With everything in life, it is important to invest. I’m sorry if this is not what you wanted to hear, but it is nevertheless a fact. Whether it is a question of acquiring knowledge or tools or of socializing with colleagues (preferably all three), all of these are sources of enrichment. In a world like ours, revolutionized by new technology and in a constant state of change, it is crucial to always stay up to date with the latest developments: good training, innovative software that helps you optimize your time, a tool that enables you to immediately access old projects on a specific topic, an unusual translation technique, a complex term base… However, don’t forget to invest in human relationships too. They often hold answers you might not even know you are looking for! So invest; if you don’t, you might easily feel that though you have just started you are already out of date.
11 –Don’t give up
As with everything in life, don’t give up as soon as you hit the first setback.

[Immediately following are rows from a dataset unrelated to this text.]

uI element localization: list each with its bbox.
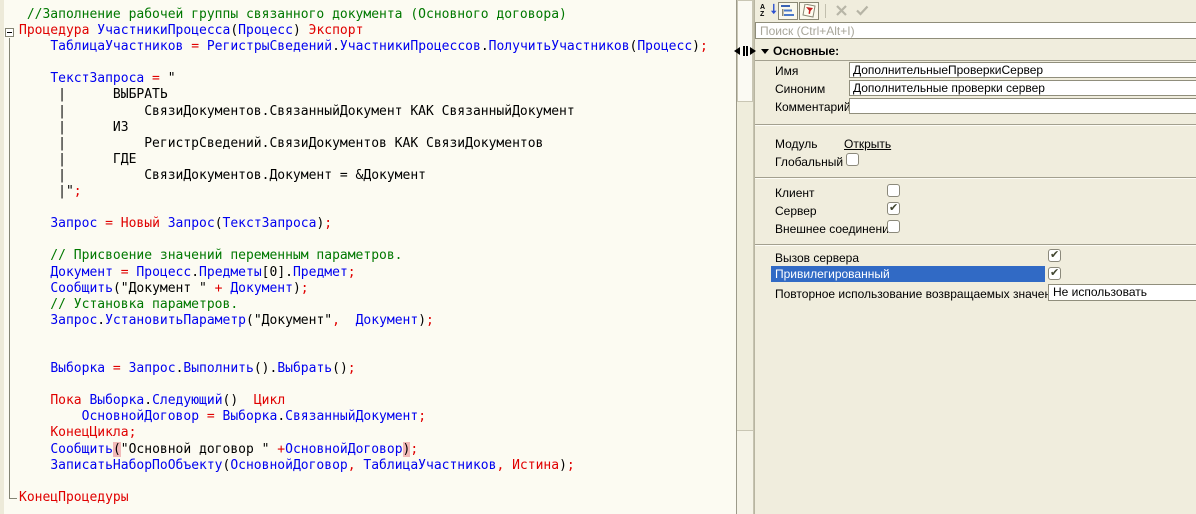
scrollbar-track-lower[interactable] <box>737 430 753 514</box>
code-line[interactable]: ОсновнойДоговор = Выборка.СвязанныйДокум… <box>19 409 708 425</box>
code-line[interactable] <box>19 232 708 248</box>
code-line[interactable]: Процедура УчастникиПроцесса(Процесс) Экс… <box>19 23 708 39</box>
code-line[interactable]: КонецЦикла; <box>19 425 708 441</box>
code-line[interactable]: | ИЗ <box>19 120 708 136</box>
toolbar-separator <box>825 3 826 18</box>
editor-vertical-scrollbar[interactable] <box>737 0 754 514</box>
external-connection-label: Внешнее соединение <box>775 222 896 236</box>
external-connection-checkbox[interactable] <box>887 220 900 233</box>
code-line[interactable]: КонецПроцедуры <box>19 490 708 506</box>
sort-az-icon[interactable] <box>757 2 777 20</box>
name-field[interactable] <box>849 62 1196 78</box>
name-label: Имя <box>775 64 799 78</box>
code-line[interactable]: //Заполнение рабочей группы связанного д… <box>19 7 708 23</box>
sort-arrow-icon <box>770 3 777 14</box>
apply-check-icon[interactable] <box>852 2 872 20</box>
privileged-label: Привилегированный <box>775 267 890 281</box>
section-collapse-icon[interactable] <box>761 49 769 54</box>
1c-designer-window: //Заполнение рабочей группы связанного д… <box>0 0 1196 514</box>
code-line[interactable] <box>19 329 708 345</box>
code-line[interactable]: ЗаписатьНаборПоОбъекту(ОсновнойДоговор, … <box>19 458 708 474</box>
code-line[interactable]: | СвязиДокументов.Документ = &Документ <box>19 168 708 184</box>
module-label: Модуль <box>775 137 818 151</box>
categorized-view-icon[interactable] <box>778 1 798 20</box>
code-line[interactable] <box>19 345 708 361</box>
code-editor[interactable]: //Заполнение рабочей группы связанного д… <box>0 0 737 514</box>
cancel-x-icon[interactable] <box>831 2 851 20</box>
search-input[interactable] <box>755 22 1196 39</box>
code-text[interactable]: //Заполнение рабочей группы связанного д… <box>19 7 708 506</box>
reuse-label: Повторное использование возвращаемых зна… <box>775 287 1065 301</box>
code-line[interactable]: Запрос = Новый Запрос(ТекстЗапроса); <box>19 216 708 232</box>
separator <box>755 177 1196 179</box>
comment-field[interactable] <box>849 98 1196 114</box>
code-line[interactable]: ТекстЗапроса = " <box>19 71 708 87</box>
server-call-label: Вызов сервера <box>775 251 859 265</box>
important-properties-icon[interactable] <box>799 1 819 20</box>
code-line[interactable]: Документ = Процесс.Предметы[0].Предмет; <box>19 265 708 281</box>
code-line[interactable]: Сообщить("Документ " + Документ); <box>19 281 708 297</box>
code-line[interactable]: Пока Выборка.Следующий() Цикл <box>19 393 708 409</box>
code-line[interactable]: | СвязиДокументов.СвязанныйДокумент КАК … <box>19 104 708 120</box>
synonym-field[interactable] <box>849 80 1196 96</box>
server-call-checkbox[interactable] <box>1048 248 1061 262</box>
comment-label: Комментарий <box>775 100 851 114</box>
global-label: Глобальный <box>775 155 844 169</box>
code-line[interactable] <box>19 55 708 71</box>
fold-collapse-icon[interactable] <box>5 28 14 37</box>
code-line[interactable]: |"; <box>19 184 708 200</box>
section-header: Основные: <box>773 44 840 58</box>
server-checkbox[interactable] <box>887 201 900 215</box>
privileged-row-selected[interactable]: Привилегированный <box>771 266 1045 282</box>
fold-scope-line <box>9 38 17 499</box>
code-line[interactable]: ТаблицаУчастников = РегистрыСведений.Уча… <box>19 39 708 55</box>
reuse-dropdown[interactable]: Не использовать <box>1048 284 1196 301</box>
code-line[interactable]: | ВЫБРАТЬ <box>19 87 708 103</box>
section-underline <box>755 60 1196 61</box>
global-checkbox[interactable] <box>846 153 859 166</box>
code-line[interactable] <box>19 474 708 490</box>
client-label: Клиент <box>775 186 815 200</box>
properties-panel: Основные: Имя Синоним Комментарий Модуль… <box>754 0 1196 514</box>
code-line[interactable] <box>19 200 708 216</box>
splitter-grip-icon[interactable] <box>733 44 757 58</box>
code-line[interactable]: Запрос.УстановитьПараметр("Документ", До… <box>19 313 708 329</box>
server-label: Сервер <box>775 204 817 218</box>
code-line[interactable]: Выборка = Запрос.Выполнить().Выбрать(); <box>19 361 708 377</box>
code-line[interactable]: Сообщить("Основной договор " +ОсновнойДо… <box>19 441 708 458</box>
separator <box>755 124 1196 126</box>
editor-margin <box>0 0 4 514</box>
code-line[interactable]: | РегистрСведений.СвязиДокументов КАК Св… <box>19 136 708 152</box>
code-line[interactable] <box>19 377 708 393</box>
module-open-link[interactable]: Открыть <box>844 137 891 151</box>
code-line[interactable]: | ГДЕ <box>19 152 708 168</box>
code-line[interactable]: // Присвоение значений переменным параме… <box>19 248 708 264</box>
code-line[interactable]: // Установка параметров. <box>19 297 708 313</box>
separator <box>755 244 1196 246</box>
privileged-checkbox[interactable] <box>1048 266 1061 280</box>
properties-toolbar <box>755 0 1196 21</box>
client-checkbox[interactable] <box>887 184 900 197</box>
synonym-label: Синоним <box>775 82 826 96</box>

The translation market is vast, but it is difficult and highly unpredictable. Especially if you are a freelance translator, you will go through periods of “stagnation” where you don’t know what the future holds for you. Be persistent, send out your CV, do translation tests, do your best and if necessary persist some more, send out more CVs, do more translation tests and go on doing your best. No one said it would be easy, just that “If at first you don’t succeed, try, try again”!
12 – Love what you do
Last but not least, if you have to spend the rest of your life doing something (or trying to do it), at least enjoy it and make it worthwhile. Translation has the charm of placing a variety of themes and paths in front of us. It isn’t always easy to choose, but as far as possible specialize in fields that appeal to you, for they will enable you to produce your best work. Those fields will also be the ones you find most satisfying and fulfilling, both personally and professionally.